What works for you?  I’d love to hear new ideas.

8 Responses

  • Amy on February 18, 2009, 23:58:48

    Hi Kate!

    I just posted an update on my blog about my trigger point injections. Maybe these could help you?!? So far…so good! So…maybe the pain from the injections will be worth it! I also do shoulder stands & the child’s pose (yoga) to help stretch the area. I also have a TENS unit that I put on my upper traps & turn them up on HIGH!

    Reply to Amy
  • Heather on February 19, 2009, 08:33:48


    I love your blog – the design is awesome, and you have a lot of useful things on here. My dad has fibromyalgia, and we both have migraines – I’ve been diagnosed with chronic daily headache and chronic migraine. Thanks for the info on the stretches – I’m going to have to try them. I wish I could give you tips, but I’m still trying to figure things out myself. I’m also a blogger (“War on Headaches”) and I write about my headache experiences. Check it out if you need ideas of ways to fight headaches. Different things work for different people, so you never know what might help you. I look forward to following your blog!

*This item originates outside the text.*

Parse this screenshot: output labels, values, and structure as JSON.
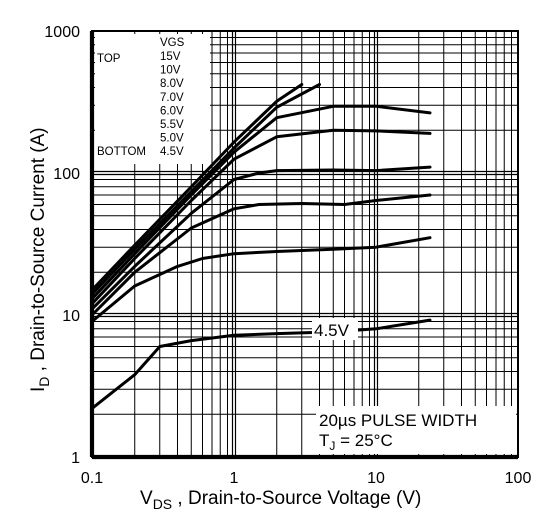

    @drummerheather (Twitter)

    Reply to Heather
  • Katie on February 19, 2009, 12:48:31

    At one appointment with my doctor last fall I told him I was getting wicked bad headaches that didn’t respond to Tylenol or Tramadol. After inquiring about what these headaches are like, he said they are migraines. Having read about the higher incidences of migraines in fibromyalgia patients, this wasn’t surprising. And I told my doctor about this incidence rate and that I’d never had a migraine before my fibromyalgia onset. The first suggestion for treating these migraines was to take Tylenol at the first inkling of an onset and drink a can of caffeinated soda, ASAP. This worked a few times, but ultimately left me looking for a different solution.
    With an active, busy and on-the-go lifestyle, I have to make sure that my best pain-fighters and therapies are “on-the-go” too. So now I use Excedrin Tension Headache (acetaminophen and caffeine) and it works great. [I would have used the Excedrin Migraine, but I can’t take aspirin or any NSAIDs.]
    That’s what I do… and so far it’s good, and I’m hoping it will stay that way.

    Reply to Katie
  • Tamicat on February 19, 2009, 14:21:02

    I can usually catch my headaches before they get into full-blown migraines. I’ve never tried stretching my lower back before. I usually focus on my neck & shoulders. Will have to try that next time. (Bummer that I know there will be a next time!)

    I’ve often talked about “headache hangovers”, but I think you’re the first person besides me! I still sometimes try to be “productive” on those days. I’m learning how to be more gentle to myself. Key word: learning!

    Reply to Tamicat
  • Valerie on March 8, 2009, 12:16:02

    I know exactly what you mean about the dread – I was on a job interview via phone while the nice woman was talking about the company and all I could think was don’t puke, don’t pass out, and I had a bunch of sweat streaming down my face as the migraine kicked in. I couldn’t do anything preventative as I had to finish up the call and ended up sleeping on the couch, cause I couldn’t make it upstairs to go to bed.

    I agree that if I don’t go to sleep the whole thing seems to just get worse.

    Reply to Valerie
  • Chiro on April 3, 2009, 04:10:51

    Learn more about chiropractic’s all-natural approach to eliminating back pain or if you’d like to know more about Chiropractic then you can visit our Chiropractor and Patient information resource at or purchase a voucher online to see a chiropractor now at a special reduced.

    Reply to Chiro
  • Susan on April 20, 2009, 08:52:22

    Hi Kate,

    I can’t even imagine how hard it must be for you suffering from fibromyalgia. I suffer from really chronic migraines and thats hard for me. Thanks for a great informing post as its really opened my eyes to fibromyalagia

    Reply to Susan
  • Jeannette Laframboise on May 13, 2009, 06:37:53

    I have fibro among other nasty things. Was getting severe migraines sometimes 3-4 times a week. Since starting on nortriptyline (50mg) I have not had one in 10 months. Hurray! They were severe enough to have me in the hospital as they would raise my blood pressure and heart rate to dangerous levels,and now I am so grateful they have stopped.